The implemented shape grammar - PGA-shape - is a rule-based language that enables users to express sequences of modeling operations in a high level of abstraction.

PGA-shape can be used as a C++/CUDA idiom or as a domain specific language (DSL). For example, to model a Menger sponge, you could write the following grammar in PGA-shape C++/CUDA:

    struct Rules : T::List <
        /* rule[0]= */ Proc < Box, Subdivide<DynParam<0>, T::Pair< DynParam<1>, DCall<0>>, T::Pair< DynParam<2>, DCall<1>>, T::Pair< DynParam<3>, DCall<2>>>, 1>,
        /* rule[1]= */ Proc < Box, Discard, 1>,
        /* rule[2]= */ Proc < Box, IfSizeLess< DynParam<0>, DynParam<1>, DCall<0>, DCall<1>>, 1>,
        /* rule[3]= */ Proc < Box, Generate< false, 1 /*instanced triangle mesh*/, 
        DynParam<0>>, 1>,
    > {};

or the equivalent grammar in the PGA-shape DSL:

    axiom Box A;

    terminal B (1,0);

    A = IfSizeLess(X, 0.111) { B | SubX };
    ZDiscard = SubDiv(Z) { -1: A | -1: Discard() | -1: A };
    YDiscard = SubDiv(Y) { -1: ZDiscard | -1: Discard() | -1: ZDiscard };
    SubZ = SubDiv(Z) { -1: A | -1: A | -1: A };
    SubY = SubDiv(Y) { -1: SubZ | -1: ZDiscard | -1: SubZ };
    SubX = SubDiv(X) { -1: SubY | -1: YDiscard | -1: SubY }

Both resulting the following Menger sponge:

Menger Sponge

Grammars written in the C++/CUDA idiom can be linked to OpenGL/Direct3D applications, while grammars written in the DSL can be embedded with the interpreter. The difference between the two methods is that with C++/CUDA the structure of the grammars directly influences the GPU scheduling, while with the DSL the execution on the GPU is always scheduled the same way, independently of the grammar structure.

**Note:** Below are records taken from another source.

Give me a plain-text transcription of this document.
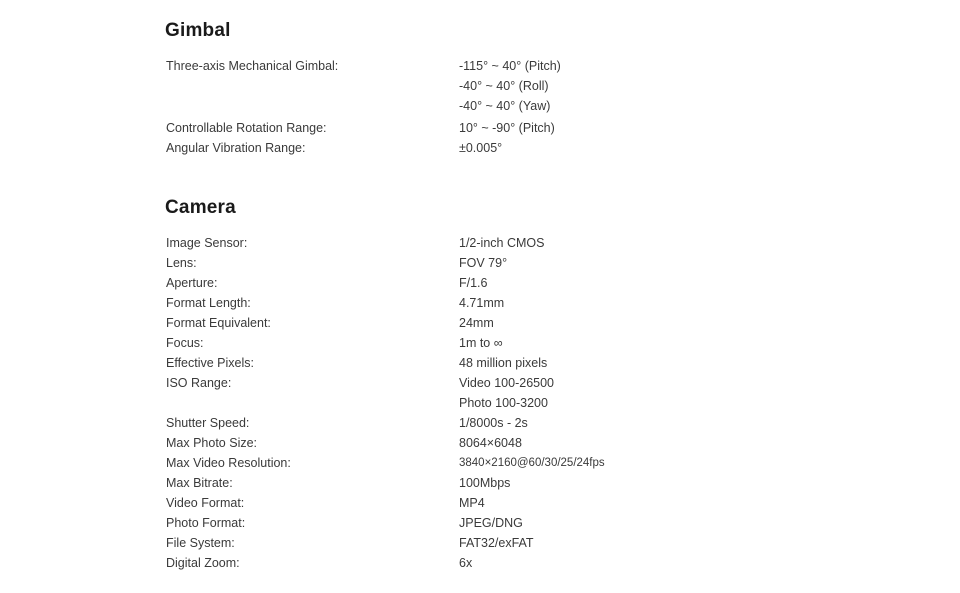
Gimbal
Three-axis Mechanical Gimbal:	-115° ~ 40° (Pitch)
-40° ~ 40° (Roll)
-40° ~ 40° (Yaw)
Controllable Rotation Range:	10° ~ -90° (Pitch)
Angular Vibration Range:	±0.005°
Camera
Image Sensor:	1/2-inch CMOS
Lens:	FOV 79°
Aperture:	F/1.6
Format Length:	4.71mm
Format Equivalent:	24mm
Focus:	1m to ∞
Effective Pixels:	48 million pixels
ISO Range:	Video 100-26500
Photo 100-3200
Shutter Speed:	1/8000s - 2s
Max Photo Size:	8064×6048
Max Video Resolution:	3840×2160@60/30/25/24fps
Max Bitrate:	100Mbps
Video Format:	MP4
Photo Format:	JPEG/DNG
File System:	FAT32/exFAT
Digital Zoom:	6x
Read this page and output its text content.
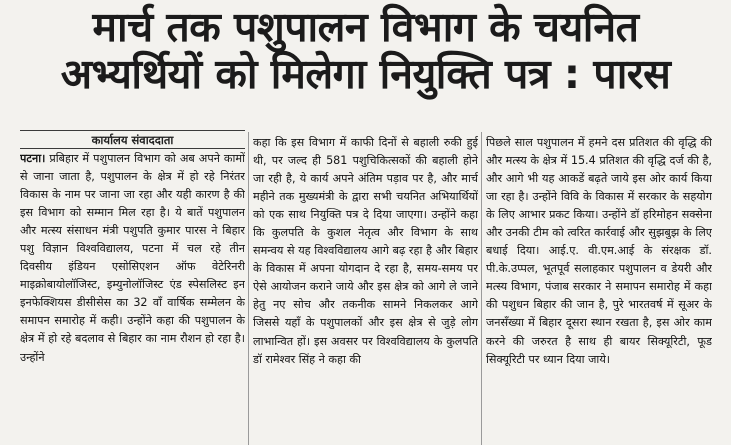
मार्च तक पशुपालन विभाग के चयनित
अभ्यर्थियों को मिलेगा नियुक्ति पत्र : पारस
कार्यालय संवाददाता

पटना। प्रबिहार में पशुपालन विभाग को अब अपने कामों से जाना जाता है, पशुपालन के क्षेत्र में हो रहे निरंतर विकास के नाम पर जाना जा रहा और यही कारण है की इस विभाग को सम्मान मिल रहा है। ये बातें पशुपालन और मत्स्य संसाधन मंत्री पशुपति कुमार पारस ने बिहार पशु विज्ञान विश्वविद्यालय, पटना में चल रहे तीन दिवसीय इंडियन एसोसिएशन ऑफ वेटेरिनरी माइक्रोबायोलॉजिस्ट, इम्युनोलॉजिस्ट एंड स्पेसलिस्ट इन इनफेक्शियस डीसीसेस का 32 वाँ वार्षिक सम्मेलन के समापन समारोह में कही। उन्होंने कहा की पशुपालन के क्षेत्र में हो रहे बदलाव से बिहार का नाम रौशन हो रहा है। उन्होंने

कहा कि इस विभाग में काफी दिनों से बहाली रुकी हुई थी, पर जल्द ही 581 पशुचिकित्सकों की बहाली होने जा रही है, ये कार्य अपने अंतिम पड़ाव पर है, और मार्च महीने तक मुख्यमंत्री के द्वारा सभी चयनित अभियार्थियों को एक साथ नियुक्ति पत्र दे दिया जाएगा। उन्होंने कहा कि कुलपति के कुशल नेतृत्व और विभाग के साथ समन्वय से यह विश्वविद्यालय आगे बढ़ रहा है और बिहार के विकास में अपना योगदान दे रहा है, समय-समय पर ऐसे आयोजन कराने जाये और इस क्षेत्र को आगे ले जाने हेतु नए सोच और तकनीक सामने निकलकर आगे जिससे यहाँ के पशुपालकों और इस क्षेत्र से जुड़े लोग लाभान्वित हों। इस अवसर पर विश्वविद्यालय के कुलपति डॉ रामेश्वर सिंह ने कहा की

पिछले साल पशुपालन में हमने दस प्रतिशत की वृद्धि की और मत्स्य के क्षेत्र में 15.4 प्रतिशत की वृद्धि दर्ज की है, और आगे भी यह आकडें बढ़ते जाये इस ओर कार्य किया जा रहा है। उन्होंने विवि के विकास में सरकार के सहयोग के लिए आभार प्रकट किया। उन्होंने डॉ हरिमोहन सक्सेना और उनकी टीम को त्वरित कार्रवाई और सुझबुझ के लिए बधाई दिया। आई.ए. वी.एम.आई के संरक्षक डॉ. पी.के.उप्पल, भूतपूर्व सलाहकार पशुपालन व डेयरी और मत्स्य विभाग, पंजाब सरकार ने समापन समारोह में कहा की पशुधन बिहार की जान है, पुरे भारतवर्ष में सूअर के जनसँख्या में बिहार दूसरा स्थान रखता है, इस ओर काम करने की जरुरत है साथ ही बायर सिक्यूरिटी, फूड सिक्यूरिटी पर ध्यान दिया जाये।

Grammars written with PGA-shape DSL can be analyzed by the auto-tunner and be optimized for GPU execution. The auto-tuner translates the DSL code to an intermediary representation - the operator graph - and then exploits the graph structure to find the best GPU scheduling for this grammar. When the best scheduling is found, the auto-tuner translates back the operator graph into C++/CUDA code.